As an aside, in Christianity, the foremost command after loving God is loving others.  Cognitively, this for me is what makes Christianity such a valid fundamental belief.  Jesus Christ realising God's love for us by dying for us divinely substantiates the Christian dogma.  

Tuesday, January 20, 2009

Why I do not believe in true love



I used to believe I was married to ballet.

Now I know better.

Monday, February 7, 2005

When I fall in love, it will be...with dance

Every once in a while, when I throw myself into dancing completely, what I experience reminds me why I love dance so much. It doesn't matter any more that I'm not that good a dancer.

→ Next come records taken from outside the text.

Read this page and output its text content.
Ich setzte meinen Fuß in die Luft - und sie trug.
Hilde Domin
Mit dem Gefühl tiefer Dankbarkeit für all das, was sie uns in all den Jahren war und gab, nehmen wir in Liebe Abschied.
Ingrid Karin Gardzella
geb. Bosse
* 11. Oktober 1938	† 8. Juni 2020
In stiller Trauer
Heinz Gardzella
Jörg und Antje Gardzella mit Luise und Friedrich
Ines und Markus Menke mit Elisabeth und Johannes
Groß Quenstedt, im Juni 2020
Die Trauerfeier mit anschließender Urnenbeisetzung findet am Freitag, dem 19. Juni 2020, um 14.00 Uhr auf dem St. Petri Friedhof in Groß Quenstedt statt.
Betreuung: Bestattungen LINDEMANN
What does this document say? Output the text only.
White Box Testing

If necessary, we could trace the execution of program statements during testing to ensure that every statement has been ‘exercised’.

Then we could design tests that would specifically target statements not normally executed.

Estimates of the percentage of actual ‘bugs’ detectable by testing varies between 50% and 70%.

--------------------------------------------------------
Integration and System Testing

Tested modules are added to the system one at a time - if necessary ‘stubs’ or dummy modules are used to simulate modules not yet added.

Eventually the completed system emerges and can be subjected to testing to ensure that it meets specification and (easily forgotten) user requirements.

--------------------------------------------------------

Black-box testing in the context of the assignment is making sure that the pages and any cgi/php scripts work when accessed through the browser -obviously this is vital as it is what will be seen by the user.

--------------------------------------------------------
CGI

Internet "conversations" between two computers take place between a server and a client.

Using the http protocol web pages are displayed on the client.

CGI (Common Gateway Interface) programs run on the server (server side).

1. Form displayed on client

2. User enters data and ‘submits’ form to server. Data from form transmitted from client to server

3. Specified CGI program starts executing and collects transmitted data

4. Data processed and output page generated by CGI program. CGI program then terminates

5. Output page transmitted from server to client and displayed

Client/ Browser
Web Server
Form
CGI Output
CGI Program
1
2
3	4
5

While I am dancing, my whole conciousness is just fixed on getting the steps (not just getting the right steps, but understanding them in the deepest fibres of your being). I don't think about how I will look to other people. I don't think about anything else, except the dance. You don't actually think about it conciously while you dance, but you get the feeling that you're just a girl; just dancing.

You feel happy.

Despite what people say about happy being an over-used word, I have to say, happy is just the right word to use here. Simple, succint and powerful. I can't call it euphoria, because that gives you a sense of losing control. I feel completely in control.

It doesn't matter to me what I actually look like while I dance. I most probably look like a baboon trying to attract a mate. Somehow, though, I just don't care. Plenty of time after the dance to listen to any corrections.

My inhibitions and self-conciousness just slip away as I become the dance.

After the dance, I don't feel weary at all. True, I will feel a little exerted, but I also feel completely alert, awake, ready to try again. After a while, sure, I feel the pain of friction burns and pressure bruises, but it fades when you get into the dance again.

I won't say that there are no words to describe it, becuase I always get annoyed when other people say that. It's like, what's the point of trying if you know that there aren't (any words to descirbe it, I mean)? But it really does require you to experience it before you understand why it all becomes worthwhile.